Python if wrong answer

Question

temp = '32'
if temp > 85:
      print "Hot"
elif temp > 62:
      print "Comfortable" 
else:
      print "Cold" 

Why does it give output 'Hot' , shouldn't it be 'Cold' ?

Answer 1

Because temp is a string and not an integer.

For Benji: we know it's a string because the value assigned to the variable is wrapped in single quotes!

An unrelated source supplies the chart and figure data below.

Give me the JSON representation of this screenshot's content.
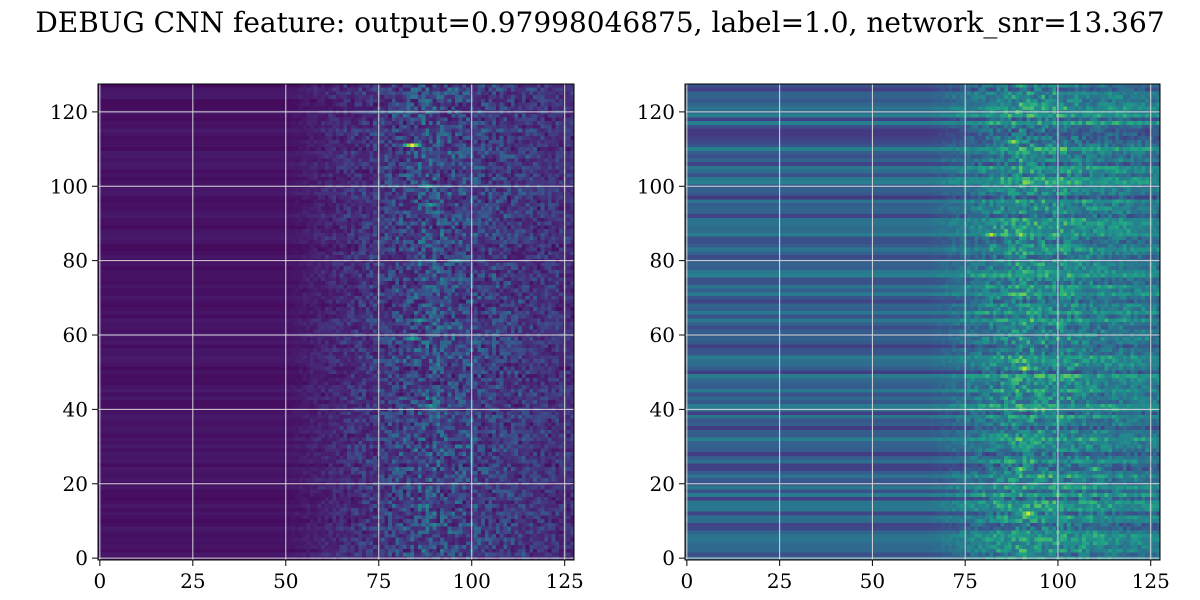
{
  "title": "DEBUG CNN feature: output=0.97998046875, label=1.0, network_snr=13.367",
  "chart_data": [
    {
      "type": "heatmap",
      "colormap": "viridis",
      "shape": [
        128,
        128
      ],
      "xlim": [
        -0.5,
        127.5
      ],
      "ylim": [
        127.5,
        -0.5
      ],
      "xticks": [
        0,
        25,
        50,
        75,
        100,
        125
      ],
      "yticks": [
        0,
        20,
        40,
        60,
        80,
        100,
        120
      ],
      "xticklabels": [
        "0",
        "25",
        "50",
        "75",
        "100",
        "125"
      ],
      "yticklabels": [
        "0",
        "20",
        "40",
        "60",
        "80",
        "100",
        "120"
      ],
      "grid": true,
      "background_level": 0.05,
      "signal_onset_col": 50,
      "signal_peak_col": 88,
      "signal_amplitude": 0.35,
      "hotspots": [
        {
          "row": 16,
          "col": 84,
          "value": 1.0
        },
        {
          "row": 27,
          "col": 88,
          "value": 0.6
        },
        {
          "row": 32,
          "col": 89,
          "value": 0.55
        },
        {
          "row": 47,
          "col": 96,
          "value": 0.5
        },
        {
          "row": 63,
          "col": 86,
          "value": 0.55
        },
        {
          "row": 68,
          "col": 84,
          "value": 0.6
        },
        {
          "row": 86,
          "col": 89,
          "value": 0.55
        },
        {
          "row": 118,
          "col": 90,
          "value": 0.45
        }
      ]
    },
    {
      "type": "heatmap",
      "colormap": "viridis",
      "shape": [
        128,
        128
      ],
      "xlim": [
        -0.5,
        127.5
      ],
      "ylim": [
        127.5,
        -0.5
      ],
      "xticks": [
        0,
        25,
        50,
        75,
        100,
        125
      ],
      "yticks": [
        0,
        20,
        40,
        60,
        80,
        100,
        120
      ],
      "xticklabels": [
        "0",
        "25",
        "50",
        "75",
        "100",
        "125"
      ],
      "yticklabels": [
        "0",
        "20",
        "40",
        "60",
        "80",
        "100",
        "120"
      ],
      "grid": true,
      "background_level": 0.3,
      "signal_onset_col": 65,
      "signal_peak_col": 90,
      "signal_amplitude": 0.35,
      "hotspots": [
        {
          "row": 15,
          "col": 88,
          "value": 0.85
        },
        {
          "row": 40,
          "col": 82,
          "value": 0.9
        },
        {
          "row": 40,
          "col": 90,
          "value": 0.85
        },
        {
          "row": 76,
          "col": 91,
          "value": 0.9
        },
        {
          "row": 103,
          "col": 90,
          "value": 0.8
        },
        {
          "row": 103,
          "col": 110,
          "value": 0.7
        },
        {
          "row": 115,
          "col": 92,
          "value": 0.95
        }
      ]
    }
  ]
}
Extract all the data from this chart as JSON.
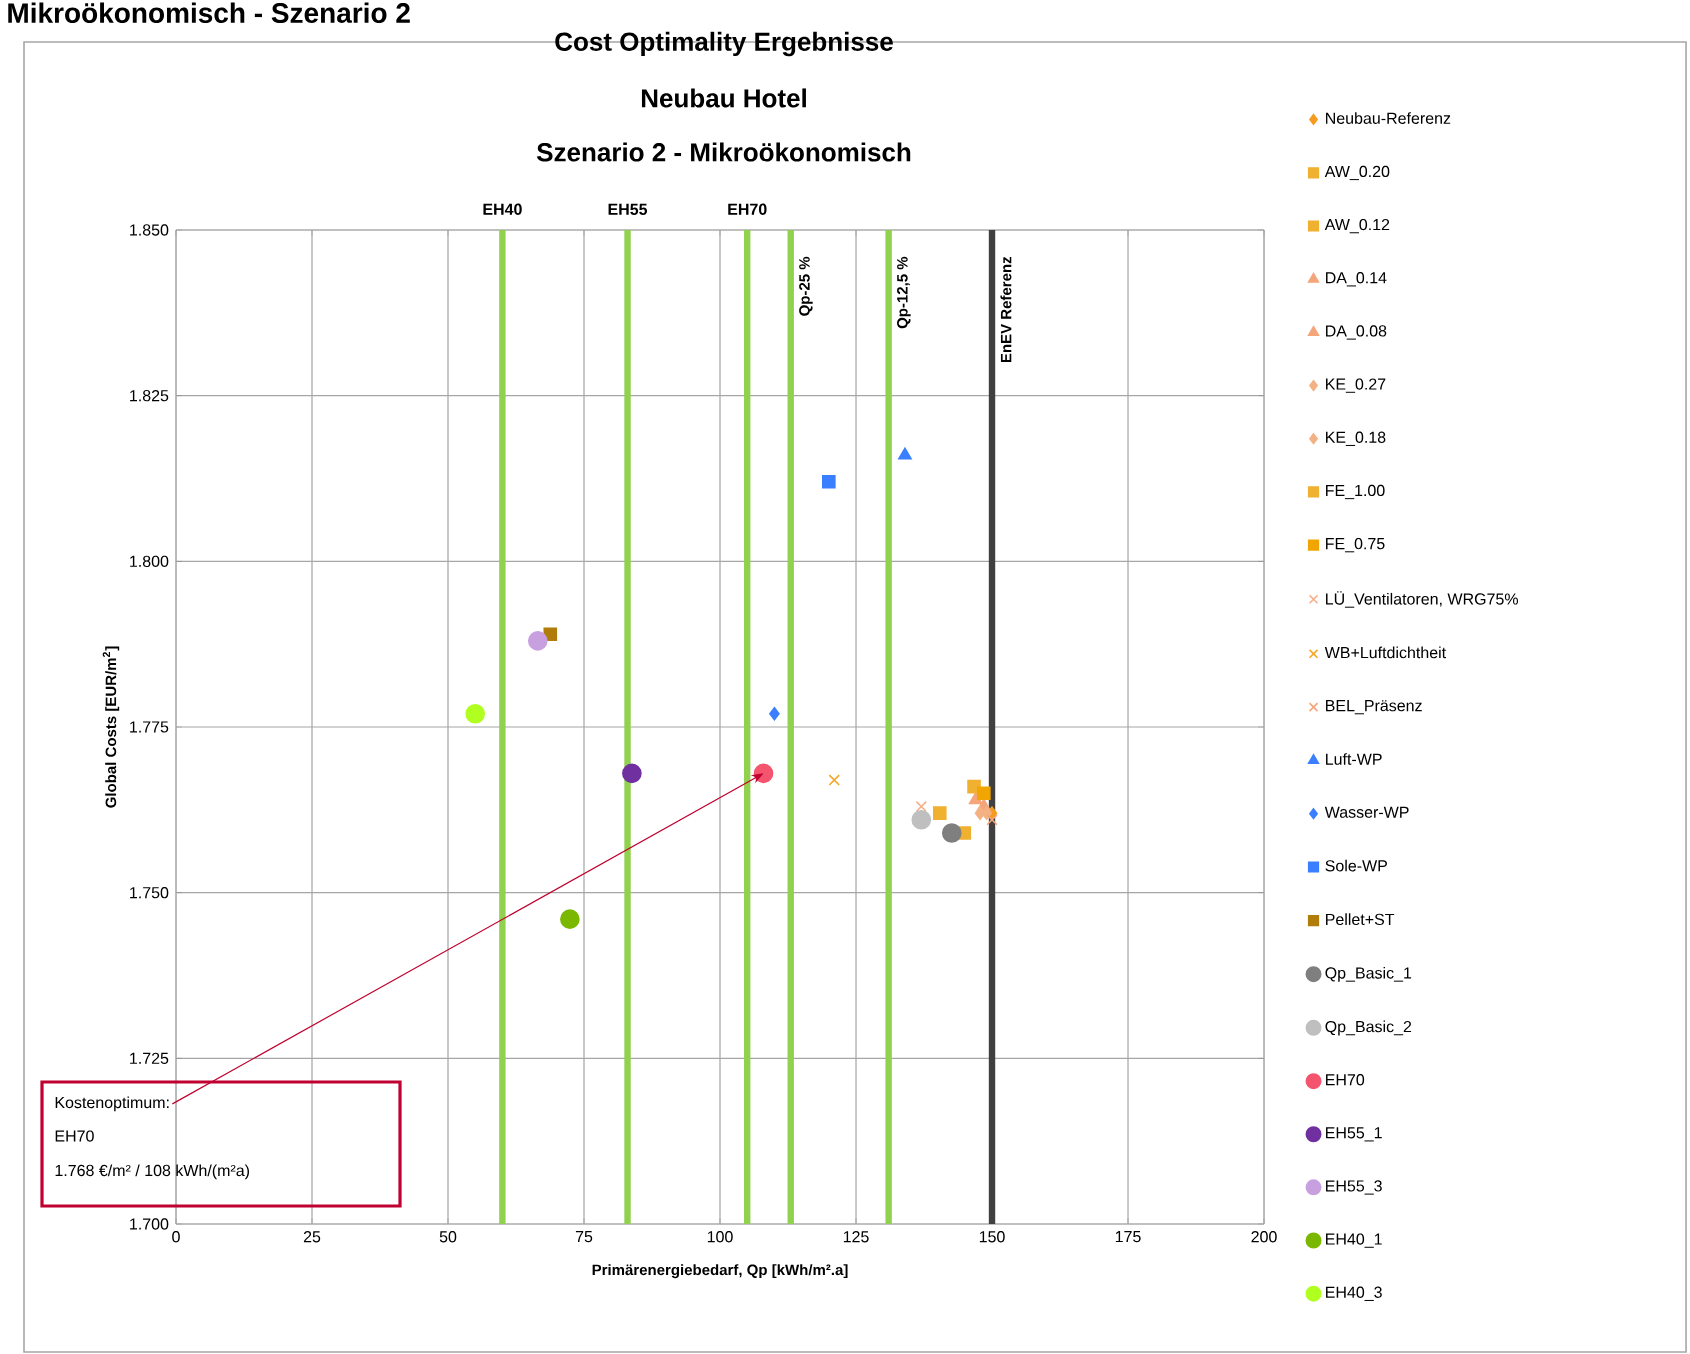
{
  "chart_data": {
    "type": "scatter",
    "title": "Cost Optimality Ergebnisse",
    "subtitle": "Neubau Hotel",
    "xlabel": "Primärenergiebedarf, Qp [kWh/m².a]",
    "ylabel": "Global Costs [EUR/m$^{2}$]",
    "xlim": [
      0,
      200
    ],
    "ylim": [
      1.7,
      1.85
    ],
    "xticks": [
      0,
      25,
      50,
      75,
      100,
      125,
      150,
      175,
      200
    ],
    "yticks": [
      {
        "value": 1.7,
        "label": "1.700"
      },
      {
        "value": 1.725,
        "label": "1.725"
      },
      {
        "value": 1.75,
        "label": "1.750"
      },
      {
        "value": 1.775,
        "label": "1.775"
      },
      {
        "value": 1.8,
        "label": "1.800"
      },
      {
        "value": 1.825,
        "label": "1.825"
      },
      {
        "value": 1.85,
        "label": "1.850"
      }
    ],
    "grid": true,
    "legend": "right",
    "ref_lines": [
      {
        "axis": "x",
        "value": 60,
        "label": "EH40",
        "color": "#92d050"
      },
      {
        "axis": "x",
        "value": 83,
        "label": "EH55",
        "color": "#92d050"
      },
      {
        "axis": "x",
        "value": 105,
        "label": "EH70",
        "color": "#92d050"
      },
      {
        "axis": "x",
        "value": 113,
        "label": "Qp-25 %",
        "color": "#92d050"
      },
      {
        "axis": "x",
        "value": 131,
        "label": "Qp-12,5 %",
        "color": "#92d050"
      },
      {
        "axis": "x",
        "value": 150,
        "label": "EnEV Referenz",
        "color": "#404040"
      }
    ],
    "series": [
      {
        "name": "Neubau-Referenz",
        "color": "#f59b1f",
        "marker": "diamond",
        "x": [
          150
        ],
        "values": [
          1.762
        ]
      },
      {
        "name": "AW_0.20",
        "color": "#f0b030",
        "marker": "square",
        "x": [
          140.4
        ],
        "values": [
          1.762
        ]
      },
      {
        "name": "AW_0.12",
        "color": "#f0b030",
        "marker": "square",
        "x": [
          144.9
        ],
        "values": [
          1.759
        ]
      },
      {
        "name": "DA_0.14",
        "color": "#f4a57a",
        "marker": "triangle",
        "x": [
          147
        ],
        "values": [
          1.764
        ]
      },
      {
        "name": "DA_0.08",
        "color": "#f4a57a",
        "marker": "triangle",
        "x": [
          148.5
        ],
        "values": [
          1.763
        ]
      },
      {
        "name": "KE_0.27",
        "color": "#f4b183",
        "marker": "diamond",
        "x": [
          147.8
        ],
        "values": [
          1.762
        ]
      },
      {
        "name": "KE_0.18",
        "color": "#f4b183",
        "marker": "diamond",
        "x": [
          149
        ],
        "values": [
          1.762
        ]
      },
      {
        "name": "FE_1.00",
        "color": "#f0b030",
        "marker": "square",
        "x": [
          146.7
        ],
        "values": [
          1.766
        ]
      },
      {
        "name": "FE_0.75",
        "color": "#f0a500",
        "marker": "square",
        "x": [
          148.5
        ],
        "values": [
          1.765
        ]
      },
      {
        "name": "LÜ_Ventilatoren, WRG75%",
        "color": "#f8b08a",
        "marker": "cross",
        "x": [
          137
        ],
        "values": [
          1.763
        ]
      },
      {
        "name": "WB+Luftdichtheit",
        "color": "#f5a623",
        "marker": "cross",
        "x": [
          121
        ],
        "values": [
          1.767
        ]
      },
      {
        "name": "BEL_Präsenz",
        "color": "#f4a57a",
        "marker": "cross",
        "x": [
          150
        ],
        "values": [
          1.761
        ]
      },
      {
        "name": "Luft-WP",
        "color": "#3a7fff",
        "marker": "triangle",
        "x": [
          134
        ],
        "values": [
          1.816
        ]
      },
      {
        "name": "Wasser-WP",
        "color": "#3a7fff",
        "marker": "diamond",
        "x": [
          110
        ],
        "values": [
          1.777
        ]
      },
      {
        "name": "Sole-WP",
        "color": "#3a7fff",
        "marker": "square",
        "x": [
          120
        ],
        "values": [
          1.812
        ]
      },
      {
        "name": "Pellet+ST",
        "color": "#b07d0a",
        "marker": "square",
        "x": [
          68.8
        ],
        "values": [
          1.789
        ]
      },
      {
        "name": "Qp_Basic_1",
        "color": "#7f7f7f",
        "marker": "circle",
        "x": [
          142.6
        ],
        "values": [
          1.759
        ]
      },
      {
        "name": "Qp_Basic_2",
        "color": "#bfbfbf",
        "marker": "circle",
        "x": [
          137
        ],
        "values": [
          1.761
        ]
      },
      {
        "name": "EH70",
        "color": "#f4546e",
        "marker": "circle",
        "x": [
          108
        ],
        "values": [
          1.768
        ]
      },
      {
        "name": "EH55_1",
        "color": "#7030a0",
        "marker": "circle",
        "x": [
          83.8
        ],
        "values": [
          1.768
        ]
      },
      {
        "name": "EH55_3",
        "color": "#c8a0e0",
        "marker": "circle",
        "x": [
          66.5
        ],
        "values": [
          1.788
        ]
      },
      {
        "name": "EH40_1",
        "color": "#7ab800",
        "marker": "circle",
        "x": [
          72.4
        ],
        "values": [
          1.746
        ]
      },
      {
        "name": "EH40_3",
        "color": "#b0ff20",
        "marker": "circle",
        "x": [
          55
        ],
        "values": [
          1.777
        ]
      }
    ],
    "annotations": [
      {
        "text": "Kostenoptimum:",
        "x": 108,
        "y": 1.768
      },
      "EH70",
      "1.768 €/m² / 108 kWh/(m²a)",
      "Mikroökonomisch - Szenario 2",
      "Szenario 2 - Mikroökonomisch"
    ]
  }
}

More for Benji: we know it's not an integer because if it was, it would be quote-less! temp = 34 like so

Answer 2

As others have said, you are comparing a string to an integer, and should really just compare integers to one another. The reason why it returns True however, is because :

>>> type('32')  
<type 'str'>
>>> type(85)
<type 'int'>
>>> 'str' > 'int 
True

If you were curious how different types are evaluated in Python 2.7 with <:

>>> """any number type""" < dict() < list() < set() < str() < tuple()
True

Note that as mentioned by Martijn Pieters in the comments, number types are placed explicitly before all other types, and this behavior is not a result of the alphabetical sorting of type names.

Answer 3

By putting quotes around '32', you're defining it as a string, and then comparing it to an int.

Python evaluates strings to be 'greater than' ints, based on the type name: How does Python compare string and int?

Just remove the quotes around '32', and it'll work.

Answer 4

You are comparing a string to an integer. Strings are always greater than integers regardless of their content. See here for more on why this is the case. Just make your variable an integer.

Answer 5

Remove the single quotations around the number temp I.e.

temp = 42

Not

temp = '42'

This is due to letters and number strings are coverted to their ASCII equivalent then compared. An example of this is the letter 'A' = 0, 'a' = 30. You can look these values up online for more understanding.